Viewed from the technological perspective of modern humans, the sun is a seething cauldron of disruptive influences that can wreak havoc on communication systems, air travel, power grids and satellites -- not to mention astronauts in space.
If disruptions such as solar flares and mass eruptions could be predicted, protective measures could be taken to shield vulnerable electronics before solar storms strike.
Now Stanford researchers have developed a method that allows them to peer deep into the sun's interior, using acoustic waves to catch sunspots in the early stage of development and giving as much as two days' warning.
Sunspots develop in active solar regions of strong, concentrated magnetic fields and appear dark when they reach the surface of the sun. Eruptions of the intense magnetic flux give rise to solar storms, but until now, no one has had luck in predicting them.
"Many solar physicists tried different ways to predict when sunspots would appear, but with no success," said Phil Scherrer, a professor of physics in whose lab the research was conducted.
The key to the new method is using acoustic waves generated inside the sun by the turbulent motion of plasma and gases in constant motion.

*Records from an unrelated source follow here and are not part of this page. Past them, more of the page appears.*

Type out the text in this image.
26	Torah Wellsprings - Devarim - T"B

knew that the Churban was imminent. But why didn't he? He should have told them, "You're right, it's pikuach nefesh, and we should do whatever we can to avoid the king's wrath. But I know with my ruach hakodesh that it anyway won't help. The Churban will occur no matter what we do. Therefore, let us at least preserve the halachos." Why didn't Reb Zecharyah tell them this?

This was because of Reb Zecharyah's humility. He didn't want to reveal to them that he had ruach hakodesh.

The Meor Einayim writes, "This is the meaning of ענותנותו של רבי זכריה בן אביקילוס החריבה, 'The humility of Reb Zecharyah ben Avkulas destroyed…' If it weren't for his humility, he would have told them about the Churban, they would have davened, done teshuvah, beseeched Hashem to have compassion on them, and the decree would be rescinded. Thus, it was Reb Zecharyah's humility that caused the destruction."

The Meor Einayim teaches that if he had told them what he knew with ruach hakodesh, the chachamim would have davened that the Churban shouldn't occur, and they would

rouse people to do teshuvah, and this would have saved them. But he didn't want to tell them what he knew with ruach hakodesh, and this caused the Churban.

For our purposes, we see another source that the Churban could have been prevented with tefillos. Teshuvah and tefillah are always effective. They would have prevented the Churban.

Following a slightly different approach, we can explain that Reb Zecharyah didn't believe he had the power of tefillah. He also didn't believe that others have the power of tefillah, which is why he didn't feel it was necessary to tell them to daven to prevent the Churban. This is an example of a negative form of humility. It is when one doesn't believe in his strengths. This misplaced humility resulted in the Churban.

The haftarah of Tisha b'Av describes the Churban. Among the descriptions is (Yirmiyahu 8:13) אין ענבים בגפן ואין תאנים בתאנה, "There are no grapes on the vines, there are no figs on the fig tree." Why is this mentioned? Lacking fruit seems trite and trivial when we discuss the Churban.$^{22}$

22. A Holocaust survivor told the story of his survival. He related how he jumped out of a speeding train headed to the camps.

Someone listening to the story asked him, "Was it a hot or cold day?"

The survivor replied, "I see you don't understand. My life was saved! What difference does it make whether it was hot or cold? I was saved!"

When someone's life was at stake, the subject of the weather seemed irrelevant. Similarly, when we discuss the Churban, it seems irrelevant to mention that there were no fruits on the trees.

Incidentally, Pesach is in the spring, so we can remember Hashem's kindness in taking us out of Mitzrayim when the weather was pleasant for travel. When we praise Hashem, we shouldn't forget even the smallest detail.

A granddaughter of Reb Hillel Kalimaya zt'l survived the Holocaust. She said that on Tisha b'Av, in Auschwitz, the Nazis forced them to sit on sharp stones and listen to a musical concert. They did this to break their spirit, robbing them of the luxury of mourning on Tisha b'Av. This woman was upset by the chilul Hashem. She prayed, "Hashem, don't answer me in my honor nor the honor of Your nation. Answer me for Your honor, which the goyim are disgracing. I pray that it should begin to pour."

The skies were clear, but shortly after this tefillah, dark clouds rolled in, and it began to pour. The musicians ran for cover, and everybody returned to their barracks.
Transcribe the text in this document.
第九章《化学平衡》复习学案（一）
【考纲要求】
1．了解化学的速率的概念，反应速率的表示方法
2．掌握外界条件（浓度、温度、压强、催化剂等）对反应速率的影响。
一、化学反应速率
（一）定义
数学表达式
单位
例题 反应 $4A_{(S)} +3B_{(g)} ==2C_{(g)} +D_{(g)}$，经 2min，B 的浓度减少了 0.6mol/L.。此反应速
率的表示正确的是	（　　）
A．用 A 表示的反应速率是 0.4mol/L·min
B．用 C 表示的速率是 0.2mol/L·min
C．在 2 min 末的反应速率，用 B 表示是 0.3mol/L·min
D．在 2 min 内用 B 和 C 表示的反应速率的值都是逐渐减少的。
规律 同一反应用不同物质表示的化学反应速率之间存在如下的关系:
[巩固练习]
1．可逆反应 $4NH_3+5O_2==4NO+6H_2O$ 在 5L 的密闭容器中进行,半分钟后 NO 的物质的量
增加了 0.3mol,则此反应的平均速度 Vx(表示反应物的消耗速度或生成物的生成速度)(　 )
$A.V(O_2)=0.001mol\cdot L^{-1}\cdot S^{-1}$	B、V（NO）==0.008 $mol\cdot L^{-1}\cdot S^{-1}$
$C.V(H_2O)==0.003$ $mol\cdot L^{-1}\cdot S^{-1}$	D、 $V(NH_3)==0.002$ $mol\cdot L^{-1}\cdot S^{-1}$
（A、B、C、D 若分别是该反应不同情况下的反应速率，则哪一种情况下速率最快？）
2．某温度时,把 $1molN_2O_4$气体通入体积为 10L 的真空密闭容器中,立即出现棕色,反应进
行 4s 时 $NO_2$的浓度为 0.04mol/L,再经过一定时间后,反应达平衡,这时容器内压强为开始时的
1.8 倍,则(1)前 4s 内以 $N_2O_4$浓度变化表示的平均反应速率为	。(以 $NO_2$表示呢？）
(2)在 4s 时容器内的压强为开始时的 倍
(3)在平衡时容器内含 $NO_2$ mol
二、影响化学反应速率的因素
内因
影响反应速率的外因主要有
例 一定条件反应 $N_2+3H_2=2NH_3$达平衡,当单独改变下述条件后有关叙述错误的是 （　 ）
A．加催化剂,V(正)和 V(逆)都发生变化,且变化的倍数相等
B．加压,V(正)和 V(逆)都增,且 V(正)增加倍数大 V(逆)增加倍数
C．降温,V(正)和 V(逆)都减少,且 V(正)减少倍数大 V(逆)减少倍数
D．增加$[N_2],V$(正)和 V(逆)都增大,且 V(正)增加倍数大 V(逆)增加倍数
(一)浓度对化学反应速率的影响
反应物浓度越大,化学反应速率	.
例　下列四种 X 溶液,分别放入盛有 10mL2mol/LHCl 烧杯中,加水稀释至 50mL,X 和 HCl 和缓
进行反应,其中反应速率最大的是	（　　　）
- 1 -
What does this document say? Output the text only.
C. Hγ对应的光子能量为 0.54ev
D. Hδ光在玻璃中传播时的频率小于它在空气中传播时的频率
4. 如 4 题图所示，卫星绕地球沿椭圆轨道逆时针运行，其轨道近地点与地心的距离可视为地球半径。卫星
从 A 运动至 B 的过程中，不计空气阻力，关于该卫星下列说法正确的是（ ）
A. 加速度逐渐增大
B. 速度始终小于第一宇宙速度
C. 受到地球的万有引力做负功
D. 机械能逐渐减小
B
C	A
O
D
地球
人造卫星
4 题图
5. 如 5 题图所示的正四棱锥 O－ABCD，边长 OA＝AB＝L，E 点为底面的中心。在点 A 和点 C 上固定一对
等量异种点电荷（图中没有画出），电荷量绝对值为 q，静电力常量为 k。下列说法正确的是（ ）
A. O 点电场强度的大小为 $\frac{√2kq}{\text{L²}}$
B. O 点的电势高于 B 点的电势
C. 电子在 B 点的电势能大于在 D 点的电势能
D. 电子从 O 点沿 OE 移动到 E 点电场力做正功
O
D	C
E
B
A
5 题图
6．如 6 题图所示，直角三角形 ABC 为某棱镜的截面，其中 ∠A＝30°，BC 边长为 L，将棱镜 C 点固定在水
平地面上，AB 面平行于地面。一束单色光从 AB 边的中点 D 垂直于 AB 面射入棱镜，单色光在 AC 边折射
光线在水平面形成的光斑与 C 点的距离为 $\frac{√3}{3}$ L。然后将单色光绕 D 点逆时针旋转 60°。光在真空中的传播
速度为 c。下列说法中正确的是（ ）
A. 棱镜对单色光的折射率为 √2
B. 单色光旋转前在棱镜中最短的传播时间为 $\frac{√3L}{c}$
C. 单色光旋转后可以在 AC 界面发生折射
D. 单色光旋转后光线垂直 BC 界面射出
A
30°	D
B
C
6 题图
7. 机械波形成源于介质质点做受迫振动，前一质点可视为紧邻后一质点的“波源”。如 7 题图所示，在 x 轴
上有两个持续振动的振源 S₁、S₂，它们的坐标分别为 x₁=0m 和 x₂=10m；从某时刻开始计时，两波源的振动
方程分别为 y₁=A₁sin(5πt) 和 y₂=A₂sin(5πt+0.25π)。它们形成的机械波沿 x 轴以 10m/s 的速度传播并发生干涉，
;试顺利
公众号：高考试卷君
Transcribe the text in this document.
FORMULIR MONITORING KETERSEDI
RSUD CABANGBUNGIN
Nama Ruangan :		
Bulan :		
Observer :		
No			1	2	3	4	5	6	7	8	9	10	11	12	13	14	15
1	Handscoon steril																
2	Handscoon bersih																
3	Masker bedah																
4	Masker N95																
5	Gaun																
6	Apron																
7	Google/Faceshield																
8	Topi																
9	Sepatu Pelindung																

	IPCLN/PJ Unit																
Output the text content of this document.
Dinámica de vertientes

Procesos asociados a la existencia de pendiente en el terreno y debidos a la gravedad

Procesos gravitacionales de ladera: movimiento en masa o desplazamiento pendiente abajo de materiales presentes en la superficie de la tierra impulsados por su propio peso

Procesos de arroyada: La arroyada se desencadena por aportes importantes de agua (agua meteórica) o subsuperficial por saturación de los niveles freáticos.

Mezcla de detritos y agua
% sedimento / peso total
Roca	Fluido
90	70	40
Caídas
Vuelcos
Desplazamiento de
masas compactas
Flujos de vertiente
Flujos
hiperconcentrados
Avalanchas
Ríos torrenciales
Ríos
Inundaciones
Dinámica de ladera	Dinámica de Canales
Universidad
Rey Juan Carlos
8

In the near-surface region, small-scale convection cells -- about the size of California -- generate sound waves that travel to the interior of the sun and are refracted back to the surface.
The researchers got help from the Michelson Doppler Imager aboard NASA's Solar and Heliospheric Observatory satellite, known as SOHO. The craft spent 15 years making detailed observations of the sound waves within the sun. It was superseded in 2010 with the launch of NASA's Solar Dynamics Observatory satellite, which carries the Helioseismic and Magnetic Imager.
Using the masses of data generated by the two imagers, Stathis Ilonidis, a Stanford graduate student in physics, was able to develop a way to reduce the electronic clutter in the data so he could accurately measure the solar sounds.
The new method enabled Ilonidis to detect sunspots in the early stages of formation as deep as 65,000 kilometers inside the sun. Between one and two days later, the sunspots would appear on the surface. Ilonidis is the lead author of a paper describing the research, published in the Aug. 19 edition of Science.
The principles used to track and measure the acoustic waves traveling through the sun are comparable to measuring seismic waves on Earth. The researchers measure the travel time of acoustic waves between widely separated points on the solar surface.
"We know enough about the structure of the sun that we can predict the travel path and travel time of an acoustic wave as it propagates through the interior of the sun," said Junwei Zhao, a senior research scientist at Stanford's Hansen Experimental Physics Lab. "Travel times get perturbed if there are magnetic fields located along the wave's travel path." Those perturbations are what tip the researchers that a sunspot is forming.
By measuring and comparing millions of pairs of points and the travel times between them, the researchers are able to home in on the anomalies that reveal the growing presence of magnetic flux associated with an incipient sunspot.
They found that sunspots that ultimately become large rise up to the surface more quickly than ones that stay small. The larger sunspots are the ones that spawn the biggest disruptions, and for those the warning time is roughly a day. The smaller ones can be found up to two days before they reach the surface.
"Researchers have suspected for a long time that sunspot regions are generated in the deep solar interior, but until now the emergence of these regions through the convection zone to the surface had gone undetected," Ilonidis said. "We have now successfully detected them four times and tracked them moving upward at speeds between 1,000 and 2,000 kilometers per hour."
One of the big goals with forecasting space weather is achieving a three-day warning time of impending solar storms. That would give the potential victims a day to plan, another day to put the plan into action and a third day as a safety margin.
Alexander Kosovichev, a senior research physicist in Scherrer's research group, also participated in the research.